Canadian governments have long regulated ‘minimum’ wage by setting a wage rate below which employers and employees cannot agree. The theory is that this intervention in the ‘free market’ and ‘free’ bargaining is necessary because of the vast inequality of bargaining power between employee and employer and the fact that Canadians want a certain standard of living. The minimum wage is a direct admission by governments that unregulated labour markets produce inappropriately low wages.
But should governments regulate ‘maximum’ wages? This question is raised by President Obama’s tirade yesterday against bonuses being paid at AIG, an investment company that performed so abysmally last year that the company needed to come begging to the government for bailouts. Yet the company is still planning on paying out $165 million to the boneheads that led the company into this mess. The government has asked the company to provide it with the employment contracts and to tell it who negotiated the contracts, as if the very negotiation of employment contracts is suspicious. The government is now a majority owner of AIG, so it has a special interest here.

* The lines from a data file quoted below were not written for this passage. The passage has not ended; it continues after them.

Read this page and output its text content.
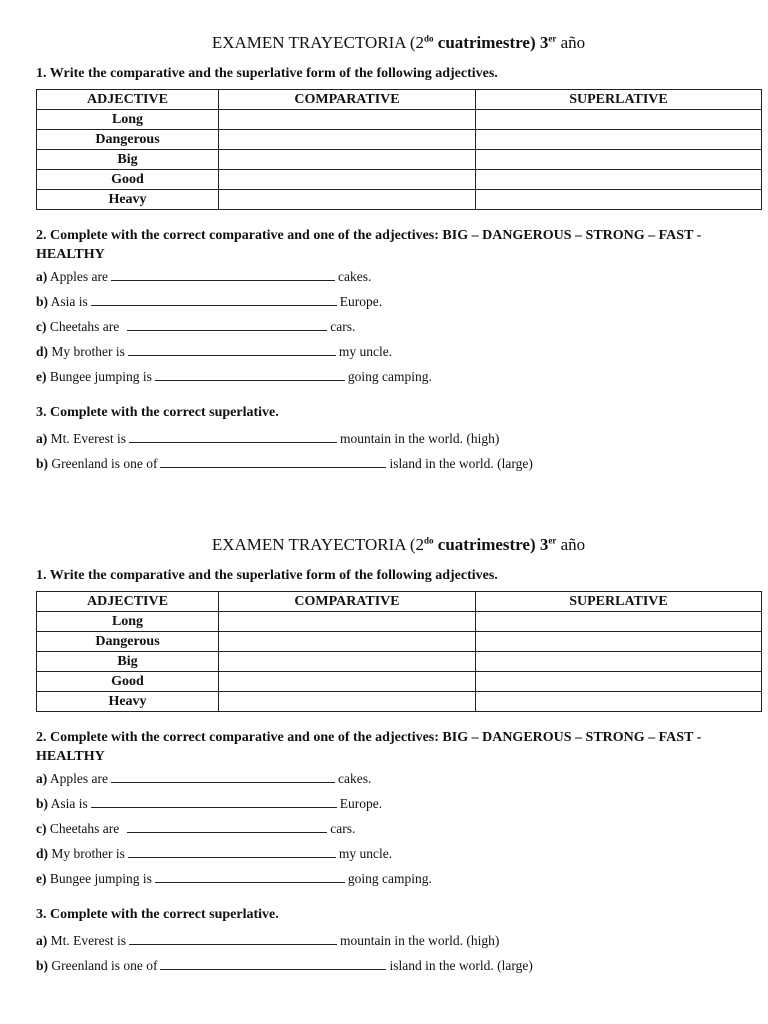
EXAMEN TRAYECTORIA ($2^{do}$ cuatrimestre) 3er año

1. Write the comparative and the superlative form of the following adjectives.

ADJECTIVE	COMPARATIVE	SUPERLATIVE
Long		
Dangerous		
Big		
Good		
Heavy		

2. Complete with the correct comparative and one of the adjectives: BIG – DANGEROUS – STRONG – FAST - HEALTHY

a) Apples are	cakes.

b) Asia is	Europe.

c) Cheetahs are	cars.

d) My brother is	my uncle.

e) Bungee jumping is	going camping.

3. Complete with the correct superlative.

a) Mt. Everest is	mountain in the world. (high)

b) Greenland is one of	island in the world. (large)

EXAMEN TRAYECTORIA ($2^{do}$ cuatrimestre) 3er año

1. Write the comparative and the superlative form of the following adjectives.

ADJECTIVE	COMPARATIVE	SUPERLATIVE
Long		
Dangerous		
Big		
Good		
Heavy		

2. Complete with the correct comparative and one of the adjectives: BIG – DANGEROUS – STRONG – FAST - HEALTHY

a) Apples are	cakes.

b) Asia is	Europe.

c) Cheetahs are	cars.

d) My brother is	my uncle.

e) Bungee jumping is	going camping.

3. Complete with the correct superlative.

a) Mt. Everest is	mountain in the world. (high)

b) Greenland is one of	island in the world. (large)
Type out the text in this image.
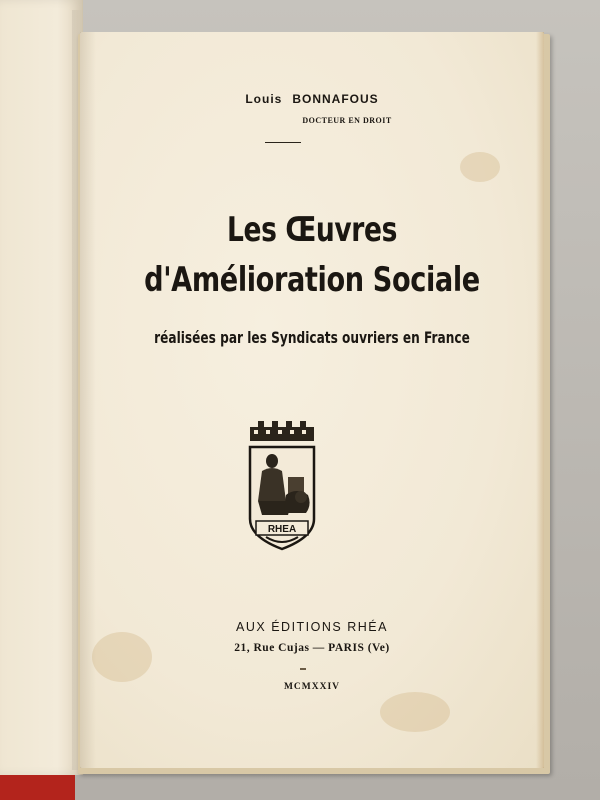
Louis BONNAFOUS
DOCTEUR EN DROIT
Les Œuvres
d'Amélioration Sociale
réalisées par les Syndicats ouvriers en France
RHEA
AUX ÉDITIONS RHÉA
21, Rue Cujas — PARIS (Ve)
MCMXXIV
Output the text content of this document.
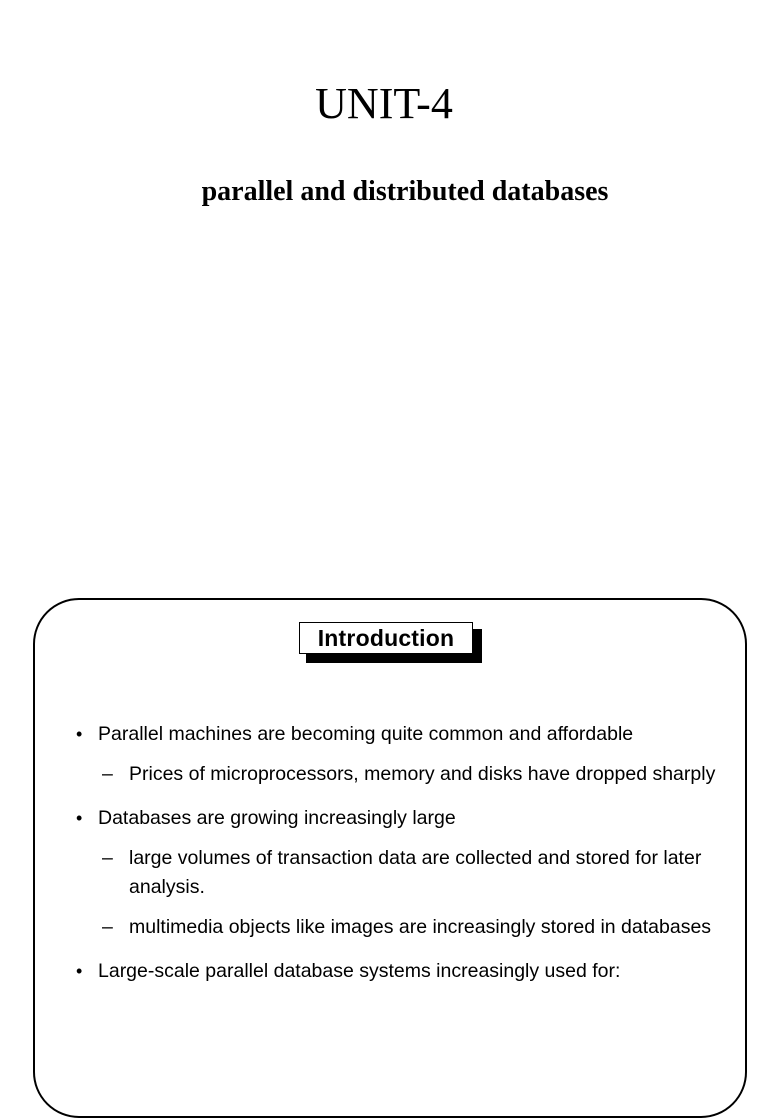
UNIT-4
parallel and distributed databases
Introduction
• Parallel machines are becoming quite common and affordable
– Prices of microprocessors, memory and disks have dropped sharply
• Databases are growing increasingly large
– large volumes of transaction data are collected and stored for later analysis.
– multimedia objects like images are increasingly stored in databases
• Large-scale parallel database systems increasingly used for:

But the point is that wages negotiated in the ‘free’ market are suspect and when too high, the government should intervene and cut them. Presumably, if an employee is able to bargain a wage so high that the government is concerned about it, inequality of bargaining power is not the problem. So what other interest would justify a legislated ‘maximum wage’? Some have argued that executive pay should be tied to the pay of the lowest compensated employee in the form of a ratio as a way of closing the gap between the rich and the poor. (I discussed these arguments a while back) Do you agree with that form of regulation?
A market economist would presumably argue that the employee is worth what the market says he is worth, so that the idea of legislated ‘maximum wage’ is nonsense. Moreover, they would argue that capping pay creates ineffective incentives that will drive away the ‘best and the brightest’. For example, here is what Justice Richard Posner has to say about the executive caps Obama supports. Note that, at the end, he does concede that it is possible for executives to be ‘overpaid’:
All this said, I don’t deny that there is such a thing as executive overcompensation, owing to the weak incentives of boards of directors to police compensation. But that’s a long-term problem, rather than anything to do with fighting a depression.
So, if even Posner agrees the market sometimes fails by permitting overcompensation, what should the state do about this?